A lamentação de Bolsonaro de que as atuais instituições inviabilizam o seu governo, nos leva de volta a 1960. Se hoje as dificuldades encontradas abrem caminho para uma “ruptura institucional irreversível”, também Jânio Quadros, em sete meses de gestão, não conseguiu avançar em sua agenda.
Queixava-se do tratamento recebido do Legislativo, que o levava a admitir a existência de uma conspiração incontrolável voltada, exclusivamente, para os interesses individuais, frustrando as suas metas de candidato.
Jânio começou propondo a desvalorização da moeda em 100%, cortando os subsídios do trigo e petróleo. Com o passar dos dias, na busca do prestígio popular – que não obtivera no Congresso – passou a adotar as mais estapafúrdias medidas. O país foi surpreendido pela proibição do uso de biquínis nas praias, das corridas de cavalos em dias úteis, das brigas de galo, além da extinção do lança-perfume.
Mas não ficou nisso. Tornou obrigatório o uso de safaris (slacks ingleses da Índia) por funcionários públicos, além de conferir a Che Guevara a Grã-Cruz da Ordem do Cruzeiro do Sul, maior honraria destinada aos estrangeiros, demonstrando que pretendia livrar-se do Congresso que tanto o incomodava.
Na medida em que o tempo fluía, o povo se convenceu de que o combate à corrupção e à inflação, herdadas de Juscelino na construção de Brasília, não passavam de meras figuras de retórica ou de subterfúgios utilizados para justificar o fracasso iminente.
Em sua atoarda, Jânio atribuía o malogro às “forças ocultas” que definhavam o seu governo, colocando em risco a sua própria pessoa. Havia um temor visível de que o presidente pudesse ser vítima de um atentado, em circunstância semelhante a que atingiu Bolsonaro em Juiz de Fora.

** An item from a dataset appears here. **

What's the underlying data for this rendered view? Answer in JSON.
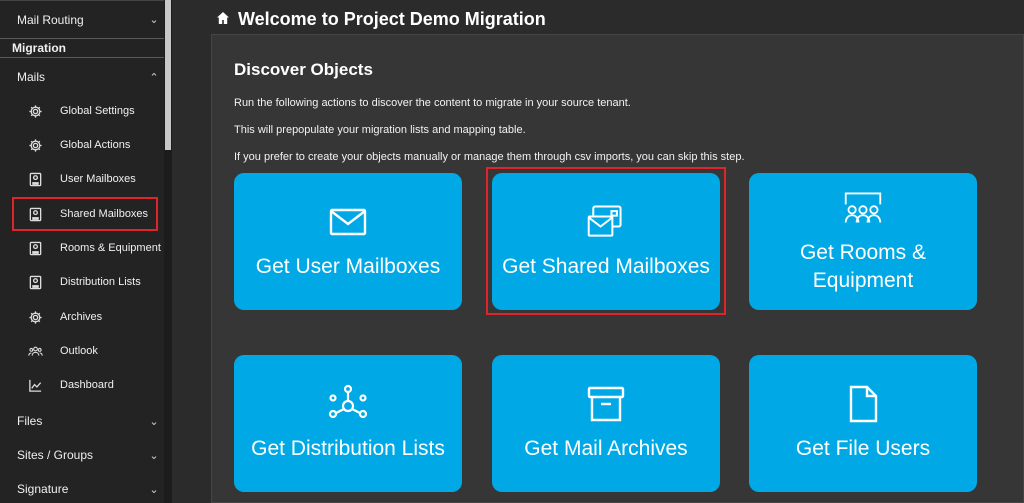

Jânio Quadros, em sua carta de renúncia, lida no Congresso Nacional, procurou eximir-se da responsabilidade obtida nas urnas, mediante o pretexto de que “fui vencido pela reação”, embora “trabalhando infatigavelmente, sem prevenções, nem rancores”.
Essa escusa guarda sintomática analogia com a assertiva de que o Brasil corre o risco de tornar-se ingovernável, caso não se obtenha uma solução “capaz de galvanizar o apoio popular”.
Das apreensões de Bolsonaro, certamente, participam o mentor Olavo de Carvalho e os filhos fanfarrões. Fica em plano inferior o fato de nosso país afundar-se, a cada dia, em novos problemas, com a perda substancial da reforma da Previdência, que Bolsonaro elegeu como “carro-chefe” de sua ação presidencial.
Jânio Quadros tinha como orientadores o ministro da Justiça, Oscar Pedroso Horta, de reconhecida competência e livre trânsito no Legislativo, a quem confiou a mensagem de sua abdicação, levada ao conhecimento do Congresso.
Bolsonaro, por sua vez, não tem em Sérgio Moro um político dotado da mesma experiência que Pedroso Horta trazia consigo no episódio do dia 25/8/61. Os militares que recrutou para a sua administração, por mais honestos e responsáveis que sejam, carecem de vivência suficiente para enfrentar os embates da política, com todos os seus meandros.
Há, pois, no texto apocalíptico divulgado no Dia do Soldado, em 1961, expressiva semelhança com o que foi conhecido em 17 de maio deste ano, que, embora não seja de autoria do presidente, contou com a sua aprovação. Daí poder-se afirmar que estamos assistindo ao mesmo filme, numa versão mais atualizada, embora os atores não possam ser comparados, o que não deixa de ser preocupante.